We recently showed that
zerumbone, a
sesquiterpene found in subtropical ginger, suppresses colonic
tumor marker formation in rats and induces apoptosis in
colon cancer cell lines. In our present study, the anti-
tumor initiating and promoting activities of
zerumbone in mouse skin were evaluated using a conventional 2-stage
carcinogenesis model. A single topical pretreatment to mouse skin (2 micromol) 24 hr before application of dimethylbenz[a]
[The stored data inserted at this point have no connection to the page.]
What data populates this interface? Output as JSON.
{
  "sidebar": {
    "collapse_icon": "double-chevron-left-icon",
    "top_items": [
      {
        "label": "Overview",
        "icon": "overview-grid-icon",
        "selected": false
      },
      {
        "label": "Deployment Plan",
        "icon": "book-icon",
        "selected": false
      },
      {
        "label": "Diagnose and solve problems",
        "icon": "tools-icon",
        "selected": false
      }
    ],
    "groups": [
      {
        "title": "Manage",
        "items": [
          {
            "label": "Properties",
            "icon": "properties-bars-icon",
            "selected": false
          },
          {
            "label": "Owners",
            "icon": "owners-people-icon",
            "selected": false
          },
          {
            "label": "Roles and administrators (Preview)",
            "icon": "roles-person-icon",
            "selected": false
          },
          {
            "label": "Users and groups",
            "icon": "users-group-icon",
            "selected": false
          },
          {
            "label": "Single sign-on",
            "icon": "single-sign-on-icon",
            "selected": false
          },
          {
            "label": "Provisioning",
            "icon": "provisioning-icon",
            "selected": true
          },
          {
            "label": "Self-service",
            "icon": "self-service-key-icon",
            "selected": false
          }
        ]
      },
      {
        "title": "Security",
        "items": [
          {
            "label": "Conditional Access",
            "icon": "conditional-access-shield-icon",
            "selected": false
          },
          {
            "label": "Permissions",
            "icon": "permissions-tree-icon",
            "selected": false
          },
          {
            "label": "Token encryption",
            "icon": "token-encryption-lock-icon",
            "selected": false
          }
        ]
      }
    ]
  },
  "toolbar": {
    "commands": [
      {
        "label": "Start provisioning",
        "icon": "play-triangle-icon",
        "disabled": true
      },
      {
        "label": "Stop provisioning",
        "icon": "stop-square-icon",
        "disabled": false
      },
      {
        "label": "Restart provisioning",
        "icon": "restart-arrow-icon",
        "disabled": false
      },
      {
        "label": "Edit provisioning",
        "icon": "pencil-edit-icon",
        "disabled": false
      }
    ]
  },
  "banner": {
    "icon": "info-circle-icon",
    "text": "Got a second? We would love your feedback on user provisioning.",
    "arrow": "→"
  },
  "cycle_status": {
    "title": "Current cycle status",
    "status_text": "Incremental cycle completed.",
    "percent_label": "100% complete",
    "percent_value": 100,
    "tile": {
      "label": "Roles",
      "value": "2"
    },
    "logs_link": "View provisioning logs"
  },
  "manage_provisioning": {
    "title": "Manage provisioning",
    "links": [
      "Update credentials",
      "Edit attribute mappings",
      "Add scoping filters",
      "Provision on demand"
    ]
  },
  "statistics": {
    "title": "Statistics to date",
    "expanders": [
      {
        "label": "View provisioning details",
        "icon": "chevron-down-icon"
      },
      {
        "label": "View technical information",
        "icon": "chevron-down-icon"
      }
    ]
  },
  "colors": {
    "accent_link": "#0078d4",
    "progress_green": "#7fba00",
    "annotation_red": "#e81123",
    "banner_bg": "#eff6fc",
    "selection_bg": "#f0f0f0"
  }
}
anthracene (0.2 micromol) markedly suppressed
tumor incidence by 60% and the number of
tumors by 80% per mouse. Repeated pretreatment (16 nmol) twice weekly during the post-initiation phase reduced the number of 12-O-tetradecanoylphorbol-13-acetate (TPA, 1.6 nmol)-induced
tumors by 83% as well as their diameter by 57%. Multiple
reverse transcriptase (RT) PCR experiments revealed that
zerumbone (2 micromol) enhanced the
mRNA expression level of
manganese superoxide dismutase,
glutathione peroxidase-1,
glutathione S-transferase-P1 and
NAD(P)H
quinone oxidoreductase in the epidermis, but not that of
cytochrome p450 1A1 or 1B1. Further, it diminished TPA-induced
cyclooxygenase-2 protein expression and phosphorylation of
extracellular signal-regulated kinase 1/2, while pretreatment(s), in either the priming or activation stage or both, reduced double TPA application-induced
hydrogen peroxide formation and
edema induction by 29% to 86%, respectively. Histologic examination revealed that pretreatment(s) with
zerumbone suppressed leukocyte infiltration and reduced
proliferating cell nuclear antigen-labeling indices. Together, our results indicate that
zerumbone is a promising agent for the prevention of both
tumor initiating and promoting processes, through induction of anti-oxidative and phase II
drug metabolizing
enzymes as well as attenuation of proinflammatory signaling pathways.